Fahril Malique Zafran

187 13 5
                                    

Sepeda motor beat milik budhe sudah kutitipkan di tempat penitipan samping penjual es buah langganan budhe. Setelah itu aku mulai menyusuri pasar lagi. Sebenarnya semua barang yang budhe minta sudah ada di tas keranjang. Aku dibuat sedikit panik karena tuspin pemberian ustadz terjatuh. Ya Allah, aku tahu, dia bukan lagi seseorang yang harus diistimewakan dalam hidupku. Tapi apa boleh buat, aku tidak bisa membohongi diri. Saat itu, ketika kerudungku terlepas di dalam mobil dan aku lupa membawa kotak jarum. Beliau akhirnya berhenti di depan toko hijab, membelikan sekotak jarum dan sekotak tuspin berisi 3 buah tuspin cantik. Dan karena kecerobohanku, dua diantaranya hilang.

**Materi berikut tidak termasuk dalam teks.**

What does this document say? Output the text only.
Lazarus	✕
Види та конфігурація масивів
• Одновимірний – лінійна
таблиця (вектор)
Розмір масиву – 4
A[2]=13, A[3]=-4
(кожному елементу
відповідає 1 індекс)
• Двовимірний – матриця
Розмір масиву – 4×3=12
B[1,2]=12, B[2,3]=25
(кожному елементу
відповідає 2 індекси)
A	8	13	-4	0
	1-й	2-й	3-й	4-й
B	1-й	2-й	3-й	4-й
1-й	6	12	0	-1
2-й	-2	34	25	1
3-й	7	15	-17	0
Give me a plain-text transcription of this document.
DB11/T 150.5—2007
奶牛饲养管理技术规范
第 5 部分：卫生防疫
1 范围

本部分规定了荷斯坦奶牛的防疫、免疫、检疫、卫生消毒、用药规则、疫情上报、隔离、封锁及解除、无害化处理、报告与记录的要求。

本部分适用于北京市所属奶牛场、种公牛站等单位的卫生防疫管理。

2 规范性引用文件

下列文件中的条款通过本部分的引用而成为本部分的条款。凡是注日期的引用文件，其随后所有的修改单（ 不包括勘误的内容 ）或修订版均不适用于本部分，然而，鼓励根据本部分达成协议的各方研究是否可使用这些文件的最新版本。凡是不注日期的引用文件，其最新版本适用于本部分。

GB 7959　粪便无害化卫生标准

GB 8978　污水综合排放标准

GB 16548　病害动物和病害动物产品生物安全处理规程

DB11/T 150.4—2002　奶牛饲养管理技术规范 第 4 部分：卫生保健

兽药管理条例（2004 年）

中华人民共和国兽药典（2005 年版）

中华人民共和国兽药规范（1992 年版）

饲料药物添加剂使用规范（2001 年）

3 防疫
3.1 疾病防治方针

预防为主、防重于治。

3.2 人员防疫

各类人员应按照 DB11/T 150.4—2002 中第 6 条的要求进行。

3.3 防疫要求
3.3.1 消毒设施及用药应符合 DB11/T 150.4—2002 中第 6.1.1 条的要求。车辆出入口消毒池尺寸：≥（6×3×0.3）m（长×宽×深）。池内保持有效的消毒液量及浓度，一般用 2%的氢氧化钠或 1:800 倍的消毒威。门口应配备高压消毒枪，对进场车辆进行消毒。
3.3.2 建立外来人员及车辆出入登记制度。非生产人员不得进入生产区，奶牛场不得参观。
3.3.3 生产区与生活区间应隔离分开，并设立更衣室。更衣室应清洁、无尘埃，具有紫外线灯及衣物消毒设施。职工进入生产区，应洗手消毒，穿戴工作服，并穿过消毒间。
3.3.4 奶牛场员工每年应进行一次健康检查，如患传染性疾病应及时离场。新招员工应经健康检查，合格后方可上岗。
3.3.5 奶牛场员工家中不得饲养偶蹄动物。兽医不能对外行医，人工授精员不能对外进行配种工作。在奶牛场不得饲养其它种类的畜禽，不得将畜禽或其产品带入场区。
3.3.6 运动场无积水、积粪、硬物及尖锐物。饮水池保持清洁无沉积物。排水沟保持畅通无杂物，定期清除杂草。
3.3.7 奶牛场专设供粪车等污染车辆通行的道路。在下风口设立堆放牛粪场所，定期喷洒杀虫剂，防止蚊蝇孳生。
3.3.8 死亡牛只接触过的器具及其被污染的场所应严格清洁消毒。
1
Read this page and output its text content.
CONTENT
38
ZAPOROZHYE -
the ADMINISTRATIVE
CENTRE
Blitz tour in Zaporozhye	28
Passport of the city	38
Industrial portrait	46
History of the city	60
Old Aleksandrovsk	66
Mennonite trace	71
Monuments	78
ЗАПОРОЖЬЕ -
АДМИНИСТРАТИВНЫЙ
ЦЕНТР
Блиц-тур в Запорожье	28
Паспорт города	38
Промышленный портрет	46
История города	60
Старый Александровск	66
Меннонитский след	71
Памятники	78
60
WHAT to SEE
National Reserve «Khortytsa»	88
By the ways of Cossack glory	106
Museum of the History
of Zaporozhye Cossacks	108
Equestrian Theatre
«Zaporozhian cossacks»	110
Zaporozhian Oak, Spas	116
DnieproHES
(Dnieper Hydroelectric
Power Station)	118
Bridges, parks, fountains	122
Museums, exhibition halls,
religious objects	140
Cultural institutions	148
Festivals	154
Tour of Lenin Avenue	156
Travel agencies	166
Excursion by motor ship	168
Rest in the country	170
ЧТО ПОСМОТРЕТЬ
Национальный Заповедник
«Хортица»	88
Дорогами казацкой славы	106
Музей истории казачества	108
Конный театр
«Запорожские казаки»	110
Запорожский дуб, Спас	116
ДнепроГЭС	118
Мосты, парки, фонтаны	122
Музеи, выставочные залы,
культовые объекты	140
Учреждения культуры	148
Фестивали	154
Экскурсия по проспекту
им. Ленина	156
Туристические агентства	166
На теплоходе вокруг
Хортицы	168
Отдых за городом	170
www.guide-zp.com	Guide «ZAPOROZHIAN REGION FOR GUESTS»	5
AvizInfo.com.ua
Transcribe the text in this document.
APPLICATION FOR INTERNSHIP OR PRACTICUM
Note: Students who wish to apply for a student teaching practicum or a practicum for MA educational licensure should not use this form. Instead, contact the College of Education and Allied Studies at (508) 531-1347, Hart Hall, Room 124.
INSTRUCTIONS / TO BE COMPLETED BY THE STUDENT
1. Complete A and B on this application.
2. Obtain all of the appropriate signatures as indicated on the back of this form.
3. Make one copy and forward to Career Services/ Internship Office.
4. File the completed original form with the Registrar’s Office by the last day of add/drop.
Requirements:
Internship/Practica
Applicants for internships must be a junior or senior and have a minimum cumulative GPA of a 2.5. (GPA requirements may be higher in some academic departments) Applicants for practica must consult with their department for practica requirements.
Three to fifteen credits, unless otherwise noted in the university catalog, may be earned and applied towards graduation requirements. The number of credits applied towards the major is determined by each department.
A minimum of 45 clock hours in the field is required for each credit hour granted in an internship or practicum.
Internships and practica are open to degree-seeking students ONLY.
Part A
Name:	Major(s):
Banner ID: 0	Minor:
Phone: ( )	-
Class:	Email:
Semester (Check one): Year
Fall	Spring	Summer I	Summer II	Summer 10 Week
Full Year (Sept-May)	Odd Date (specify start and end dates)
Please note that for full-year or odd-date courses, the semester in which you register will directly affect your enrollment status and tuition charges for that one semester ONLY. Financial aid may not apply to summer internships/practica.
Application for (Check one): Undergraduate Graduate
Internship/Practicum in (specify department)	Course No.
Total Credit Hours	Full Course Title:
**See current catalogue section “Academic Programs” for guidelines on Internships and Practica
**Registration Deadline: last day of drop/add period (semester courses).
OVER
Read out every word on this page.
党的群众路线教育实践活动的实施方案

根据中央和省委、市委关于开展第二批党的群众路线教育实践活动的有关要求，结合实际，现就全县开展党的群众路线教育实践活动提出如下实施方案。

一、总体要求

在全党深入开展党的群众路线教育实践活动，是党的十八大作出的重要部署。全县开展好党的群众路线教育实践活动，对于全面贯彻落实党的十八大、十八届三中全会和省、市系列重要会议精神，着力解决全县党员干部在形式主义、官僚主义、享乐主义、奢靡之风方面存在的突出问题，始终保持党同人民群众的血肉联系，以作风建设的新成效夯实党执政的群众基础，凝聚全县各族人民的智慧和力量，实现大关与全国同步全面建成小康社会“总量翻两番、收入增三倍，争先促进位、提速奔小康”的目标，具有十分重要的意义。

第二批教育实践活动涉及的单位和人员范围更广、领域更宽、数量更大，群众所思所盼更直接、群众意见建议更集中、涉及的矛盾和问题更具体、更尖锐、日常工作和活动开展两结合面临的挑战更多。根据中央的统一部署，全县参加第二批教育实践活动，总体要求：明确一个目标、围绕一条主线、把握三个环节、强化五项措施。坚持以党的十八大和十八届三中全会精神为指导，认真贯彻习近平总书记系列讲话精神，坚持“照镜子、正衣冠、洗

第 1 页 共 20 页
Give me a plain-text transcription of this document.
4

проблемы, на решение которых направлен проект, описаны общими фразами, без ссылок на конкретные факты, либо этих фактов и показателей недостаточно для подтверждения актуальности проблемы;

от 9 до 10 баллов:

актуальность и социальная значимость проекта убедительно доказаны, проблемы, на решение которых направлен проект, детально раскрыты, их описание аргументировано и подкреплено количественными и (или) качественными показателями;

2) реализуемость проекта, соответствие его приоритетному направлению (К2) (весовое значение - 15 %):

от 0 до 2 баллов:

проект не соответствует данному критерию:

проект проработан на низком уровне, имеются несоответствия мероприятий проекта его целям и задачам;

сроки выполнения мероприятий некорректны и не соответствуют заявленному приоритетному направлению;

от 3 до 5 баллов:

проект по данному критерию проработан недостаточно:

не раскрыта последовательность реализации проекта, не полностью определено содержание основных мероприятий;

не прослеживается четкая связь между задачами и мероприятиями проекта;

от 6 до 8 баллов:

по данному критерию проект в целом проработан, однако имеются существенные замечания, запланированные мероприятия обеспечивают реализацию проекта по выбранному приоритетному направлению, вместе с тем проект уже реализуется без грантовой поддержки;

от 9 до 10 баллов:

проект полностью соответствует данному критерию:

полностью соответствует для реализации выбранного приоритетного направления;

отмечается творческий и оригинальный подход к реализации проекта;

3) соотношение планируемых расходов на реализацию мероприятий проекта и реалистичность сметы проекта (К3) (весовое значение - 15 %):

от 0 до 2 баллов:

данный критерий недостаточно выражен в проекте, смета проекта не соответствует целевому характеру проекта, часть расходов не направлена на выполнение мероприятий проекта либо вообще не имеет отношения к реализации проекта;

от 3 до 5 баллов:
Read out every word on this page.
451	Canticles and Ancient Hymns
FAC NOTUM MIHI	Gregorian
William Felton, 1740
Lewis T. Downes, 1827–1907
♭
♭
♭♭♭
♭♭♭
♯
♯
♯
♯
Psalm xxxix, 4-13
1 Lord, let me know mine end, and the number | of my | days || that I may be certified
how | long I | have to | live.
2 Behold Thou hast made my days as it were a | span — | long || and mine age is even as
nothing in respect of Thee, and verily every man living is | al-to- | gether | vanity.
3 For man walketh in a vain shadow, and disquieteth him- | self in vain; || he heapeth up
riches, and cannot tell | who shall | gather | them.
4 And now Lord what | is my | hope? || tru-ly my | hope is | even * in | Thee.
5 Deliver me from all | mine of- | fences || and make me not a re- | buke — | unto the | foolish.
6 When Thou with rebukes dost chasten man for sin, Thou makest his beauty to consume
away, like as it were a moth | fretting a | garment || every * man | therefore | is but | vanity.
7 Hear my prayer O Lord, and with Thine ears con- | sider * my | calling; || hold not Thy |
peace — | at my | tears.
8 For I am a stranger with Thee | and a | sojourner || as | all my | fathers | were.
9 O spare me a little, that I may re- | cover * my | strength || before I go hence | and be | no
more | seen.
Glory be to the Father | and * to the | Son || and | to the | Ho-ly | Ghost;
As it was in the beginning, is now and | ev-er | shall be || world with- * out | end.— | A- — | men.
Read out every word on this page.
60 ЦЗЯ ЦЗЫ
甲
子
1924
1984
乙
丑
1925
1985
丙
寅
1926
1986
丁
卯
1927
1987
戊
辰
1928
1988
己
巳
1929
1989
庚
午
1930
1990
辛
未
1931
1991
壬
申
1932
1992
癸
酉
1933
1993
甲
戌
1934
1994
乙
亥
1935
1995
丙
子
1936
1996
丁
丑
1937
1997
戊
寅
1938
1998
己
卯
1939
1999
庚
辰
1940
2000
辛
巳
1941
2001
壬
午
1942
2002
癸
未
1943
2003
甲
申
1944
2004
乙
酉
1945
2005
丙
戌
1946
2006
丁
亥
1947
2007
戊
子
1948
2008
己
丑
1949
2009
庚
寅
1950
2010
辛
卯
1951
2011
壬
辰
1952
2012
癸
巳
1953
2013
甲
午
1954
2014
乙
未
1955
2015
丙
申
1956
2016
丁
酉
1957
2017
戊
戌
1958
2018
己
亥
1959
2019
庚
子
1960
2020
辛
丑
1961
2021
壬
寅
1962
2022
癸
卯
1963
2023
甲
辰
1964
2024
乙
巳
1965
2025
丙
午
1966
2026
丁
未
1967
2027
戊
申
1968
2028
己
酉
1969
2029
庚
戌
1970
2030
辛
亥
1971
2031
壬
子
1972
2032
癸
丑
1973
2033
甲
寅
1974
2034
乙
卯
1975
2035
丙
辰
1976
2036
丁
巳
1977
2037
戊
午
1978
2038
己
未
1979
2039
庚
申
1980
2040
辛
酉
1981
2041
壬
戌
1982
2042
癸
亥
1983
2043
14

“Ngapunten mbak titipan motornya mau tak tutup, ini sudah jam 11 siang. Mau sholat jum’at mbak”. Kata mas-mas penjaga titipan motor.

Baiklah, akhirnya aku pulang. Membelah jalan dengan keadaan hati yang gundah. Aku terus beristighfar dalam hati, meminta dikuatkan bahkan meminta agar nama “fathaan”, benar-benar hilang dari hatiku. Aku harus kembali menata hati. Harus membuat hatiku benar-benar percaya bahwa ustadz Fathaan sudah bukan lagi milikku.
Lama berkendara sembari melayangkan pikiran, akupun tiba di desa Loning. Melewati hamparan sawah nan indah sejauh mata memandang. Silir angin menyibakan padi-padi yang mulai menguning. Sela beberapa menit. Aku mulai heran dengan keadaan sekitar, apa yang sebenarnya terjadi? Aku merasa ada sebuah mobil yang membuntutiku.

“Ah, mungkin hanya firasatku saja” batinku.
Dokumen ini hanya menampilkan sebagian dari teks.